What attracts graduates from top universities in Southeast Asia to take a Master’s degree at ESSEC’s Asia-Pacific campus in Singapore?

For Filipinos, Ma Patricia Sol Gamilla and Adriel Ronald Caumban, who graduated from De La Salle University and Ateneo de Manila University, respectively, attending a prestigious school meant a relatively smooth path to the workforce.

Patricia found employment at a consulting firm, while Adriel worked in IT and financial services. To both of them, a Master’s degree was initially deemed unnecessary.

“I’d say it’s fifty-fifty,” Adriel muses. “People from the Philippines might take a master’s only when they want to change industries or take on a managerial position. Even then, the budget is a big constraint, so the preference is usually for local programs.”

Accessing a Global World

True to his words, as Adriel’s and Patricia’s ambitions grew, the pair found their way to ESSEC Asia-Pacific’s Master in Strategy and Management of International Business (SMIB).

One of the first things they noticed was that the internationally diverse group was apart from their undergraduate days when the students were mainly locals.

“I liked being able to interact with people from India, Europe, and Asia, to hear their different perspectives and to share my Filipino way of thinking,” says Adriel, who received an Academic Excellence Scholarship to come to ESSEC.
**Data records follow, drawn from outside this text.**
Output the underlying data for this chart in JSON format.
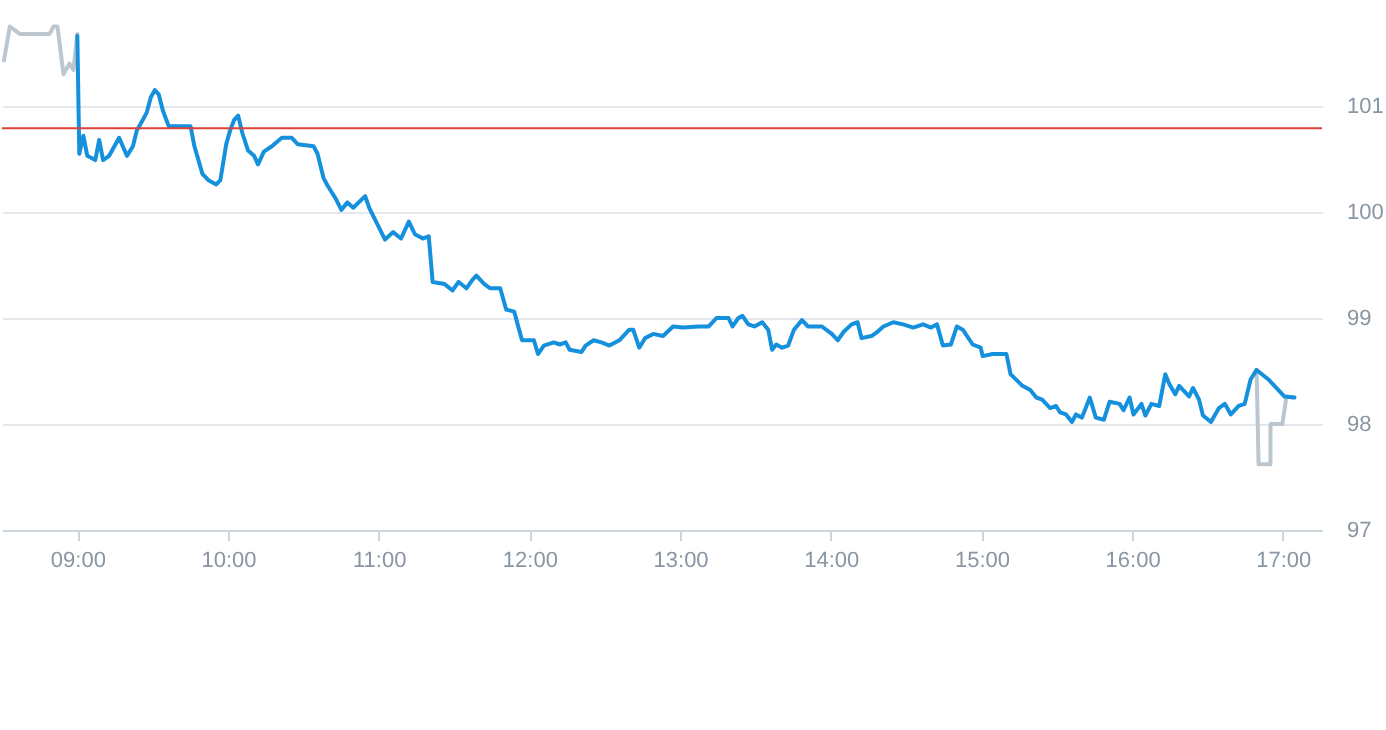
{
  "chart_data": {
    "type": "line",
    "xlim": [
      8.5,
      17.26
    ],
    "ylim": [
      97,
      102
    ],
    "xticks": [
      {
        "value": 9,
        "label": "09:00"
      },
      {
        "value": 10,
        "label": "10:00"
      },
      {
        "value": 11,
        "label": "11:00"
      },
      {
        "value": 12,
        "label": "12:00"
      },
      {
        "value": 13,
        "label": "13:00"
      },
      {
        "value": 14,
        "label": "14:00"
      },
      {
        "value": 15,
        "label": "15:00"
      },
      {
        "value": 16,
        "label": "16:00"
      },
      {
        "value": 17,
        "label": "17:00"
      }
    ],
    "yticks": [
      97,
      98,
      99,
      100,
      101
    ],
    "grid": "y",
    "marker": "none",
    "line_style": "solid",
    "ref_lines": [
      {
        "axis": "y",
        "value": 100.79,
        "color": "#d9423a"
      }
    ],
    "series": [
      {
        "color": "#bcc6cf",
        "x": [
          8.513,
          8.552,
          8.618,
          8.816,
          8.842,
          8.868,
          8.908,
          8.947,
          8.974,
          9.0,
          9.5,
          16.826,
          16.839,
          16.918,
          16.918,
          16.997,
          17.024,
          17.077
        ],
        "values": [
          101.43,
          101.75,
          101.68,
          101.68,
          101.75,
          101.75,
          101.3,
          101.4,
          101.34,
          101.68,
          null,
          98.51,
          97.62,
          97.62,
          98.0,
          98.0,
          98.26,
          98.25
        ]
      },
      {
        "color": "#1590dc",
        "x": [
          9.0,
          9.013,
          9.04,
          9.066,
          9.119,
          9.145,
          9.171,
          9.211,
          9.277,
          9.329,
          9.369,
          9.395,
          9.435,
          9.461,
          9.487,
          9.514,
          9.54,
          9.567,
          9.606,
          9.751,
          9.777,
          9.83,
          9.87,
          9.922,
          9.949,
          9.988,
          10.014,
          10.041,
          10.067,
          10.094,
          10.133,
          10.173,
          10.199,
          10.238,
          10.291,
          10.357,
          10.423,
          10.462,
          10.568,
          10.594,
          10.634,
          10.66,
          10.713,
          10.752,
          10.792,
          10.831,
          10.91,
          10.937,
          10.989,
          11.042,
          11.095,
          11.148,
          11.2,
          11.24,
          11.293,
          11.332,
          11.358,
          11.437,
          11.49,
          11.53,
          11.582,
          11.622,
          11.648,
          11.701,
          11.74,
          11.806,
          11.846,
          11.899,
          11.951,
          12.03,
          12.057,
          12.096,
          12.162,
          12.202,
          12.241,
          12.267,
          12.346,
          12.373,
          12.426,
          12.478,
          12.531,
          12.597,
          12.663,
          12.689,
          12.729,
          12.768,
          12.821,
          12.887,
          12.953,
          13.019,
          13.124,
          13.19,
          13.242,
          13.321,
          13.348,
          13.387,
          13.414,
          13.453,
          13.493,
          13.545,
          13.585,
          13.611,
          13.638,
          13.677,
          13.717,
          13.756,
          13.809,
          13.848,
          13.941,
          14.007,
          14.046,
          14.086,
          14.138,
          14.178,
          14.204,
          14.27,
          14.31,
          14.349,
          14.415,
          14.481,
          14.547,
          14.613,
          14.665,
          14.705,
          14.744,
          14.797,
          14.837,
          14.876,
          14.942,
          14.995,
          15.008,
          15.074,
          15.166,
          15.193,
          15.272,
          15.324,
          15.364,
          15.403,
          15.456,
          15.495,
          15.522,
          15.561,
          15.601,
          15.627,
          15.667,
          15.719,
          15.759,
          15.812,
          15.851,
          15.917,
          15.943,
          15.983,
          16.009,
          16.062,
          16.088,
          16.128,
          16.18,
          16.22,
          16.246,
          16.286,
          16.312,
          16.378,
          16.404,
          16.444,
          16.47,
          16.523,
          16.576,
          16.615,
          16.655,
          16.707,
          16.747,
          16.786,
          16.826,
          16.905,
          17.01,
          17.077
        ],
        "values": [
          101.66,
          100.55,
          100.72,
          100.53,
          100.49,
          100.68,
          100.49,
          100.53,
          100.7,
          100.53,
          100.62,
          100.77,
          100.87,
          100.94,
          101.08,
          101.15,
          101.11,
          100.96,
          100.81,
          100.81,
          100.62,
          100.36,
          100.3,
          100.26,
          100.3,
          100.64,
          100.77,
          100.87,
          100.91,
          100.75,
          100.58,
          100.53,
          100.45,
          100.57,
          100.62,
          100.7,
          100.7,
          100.64,
          100.62,
          100.55,
          100.32,
          100.25,
          100.13,
          100.02,
          100.09,
          100.04,
          100.15,
          100.04,
          99.89,
          99.74,
          99.81,
          99.75,
          99.91,
          99.79,
          99.75,
          99.77,
          99.34,
          99.32,
          99.26,
          99.34,
          99.28,
          99.36,
          99.4,
          99.32,
          99.28,
          99.28,
          99.08,
          99.06,
          98.79,
          98.79,
          98.66,
          98.74,
          98.77,
          98.75,
          98.77,
          98.7,
          98.68,
          98.74,
          98.79,
          98.77,
          98.74,
          98.79,
          98.89,
          98.89,
          98.72,
          98.81,
          98.85,
          98.83,
          98.92,
          98.91,
          98.92,
          98.92,
          99.0,
          99.0,
          98.92,
          99.0,
          99.02,
          98.94,
          98.92,
          98.96,
          98.89,
          98.7,
          98.75,
          98.72,
          98.74,
          98.89,
          98.98,
          98.92,
          98.92,
          98.85,
          98.79,
          98.87,
          98.94,
          98.96,
          98.81,
          98.83,
          98.87,
          98.92,
          98.96,
          98.94,
          98.91,
          98.94,
          98.91,
          98.94,
          98.74,
          98.75,
          98.92,
          98.89,
          98.75,
          98.72,
          98.64,
          98.66,
          98.66,
          98.47,
          98.36,
          98.32,
          98.25,
          98.23,
          98.15,
          98.17,
          98.11,
          98.09,
          98.02,
          98.09,
          98.06,
          98.25,
          98.06,
          98.04,
          98.21,
          98.19,
          98.13,
          98.25,
          98.09,
          98.19,
          98.08,
          98.19,
          98.17,
          98.47,
          98.38,
          98.28,
          98.36,
          98.26,
          98.34,
          98.23,
          98.08,
          98.02,
          98.15,
          98.19,
          98.09,
          98.17,
          98.19,
          98.42,
          98.51,
          98.42,
          98.26,
          98.25
        ]
      }
    ]
  }
}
He adds that these views added to the knowledge gained from his philosophy and marketing classes to give him a depth of perspective he had yet to have as an undergraduate.

For Patricia, who began her Master’s degree to improve her business acumen and prepare to join her family’s business, the international exposure was perfect: “I was able to gain insights about how businesses are run in a global environment and learn from people with different backgrounds and cultures,” she explains.

Empowered by a United Community

Being part of a smaller cohort was also a boon, Durga Gopalan adds. When doing her undergraduate degree at the National University of Singapore, the sheer number of students made it easy to blend in with the crowd.

But by pursuing the SMIB degree at ESSEC, “I was able to take the lead in organizing activities for the entire school, which helped me build my leadership capabilities,” she says.

Patricia adds that the smaller community also means that ESSEC prefers to hold guest talks with individual speakers instead of large seminars so students can network more intimately.

“During these talks, many alumni returned to share about their different industries and the work they do, which gave us exposure and understanding of the opportunities we might have,” Durga chimes in.

Some alumni even return to support the new cohorts through an official mentorship program available exclusively to SMIB Asia-Pacific students. As Adriel had expressed an interest in consulting, he was paired with a mentor who could offer advice.

“Besides helping me understand the job market, my mentor also passed my resume to different people, which eventually led to me getting an internship in digital marketing,” he says.

Equipped Through Learning By Doing

Durga notes that this career support worked with ESSEC’s learning-by-doing approach to help students prepare for the working world.

Experiences such as the Asian Strategy Challenge, where she was paired with Heineken to solve real-world business challenges, deepened her understanding of data analytics and supply chain management in a business context and taught volumes about conducting client meetings and giving presentations—all of which add to her portfolio and attractiveness as a job-seeker, she says.

Although Patricia had worked on similar projects back in De La Salle, the fact that her undergraduate degree was in IT meant that these assignments were highly technical.

“At ESSEC, I was constantly placed in situations where I had to work on projects unfamiliar to me—from doing a market research report for a sports retailer to supply chain work for the fragrances and cosmetics industry,” she recalls.

These projects are valuable exposure, but perhaps even more critical for Adriel, Durga, and Patricia, they breed confidence—confidence that no matter how large the world may be, they, like other ESSEC master’s program graduates, are more than ready to conquer.